10.8 Conclusions and Perspectives

During the last two decades, tremendous progress in genome sequencing has improved our understanding of the genetic and molecular mechanisms that control the flowering time in rice. For example, Ehd1 is an important integrator in genetic control pathway, the putative homolog has found in sorghum (SD plant); on the other hand, it has not been found in Arabidopsis and wheat (LD plants) (Brambilla et al. 2017). Such a finding in rice provides valuable suggestion about the genetic control of flowering time in sorghum; additionally, it plays an important role in understanding of the diversity and evolution of flowering time control in plants.

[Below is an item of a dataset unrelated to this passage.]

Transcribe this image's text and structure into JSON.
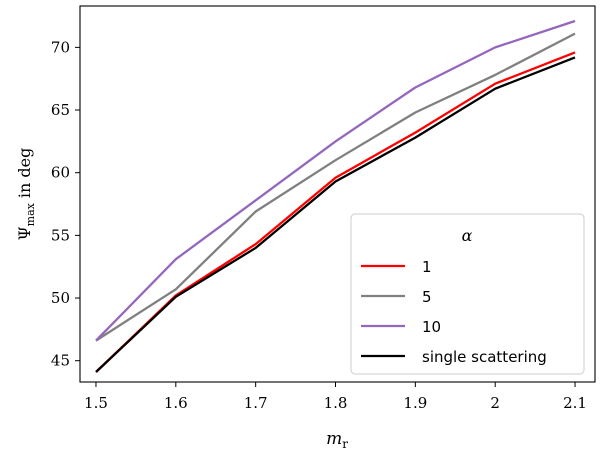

This progress was due not only to genomic approaches, such as QTL analyses and map-based cloning, but also to the large number of rice accessions (including wild relatives) and genetic mapping populations derived from artificial crosses. Most genes with major effects on flowering time have already been identified during the last 20 years. Although some genes with minor effects have also been analysed, additional new QTLs with minor effects need to be further examined. In fact, genome-wide association studies could be an effective method for detecting new chromosomal regions (QTLs) responsible for the flowering time (Yano et al. 2016). The verification of the allelic effects of these QTLs with minor effects must be performed using experimental populations derived from single crosses. This approach will lead a more in-depth understanding of the genetic control of flowering time in rice. Information derived from these analyses has also been applied to the modulation of the flowering time of cultivars for regional adaptation and cropping system (Takeuchi et al. 2006; Takeuchi 2011; Hori et al. 2016).

Recently, genome-wide prediction models of the flowering time in rice have been tested and demonstrated high prediction accuracy by adding environmental variables (Nakagawa et al. 2005; Onogi et al. 2016; Spindel et al. 2016). Furthermore, it appears that these models can predict the flowering time using genome-wide genotypes and trait values in various types of populations, such as experimental biparental populations or an array of varieties (Spindel et al. 2016). Further progress using these approaches will enhance the fine-tuning of flowering time in rice breeding programmes.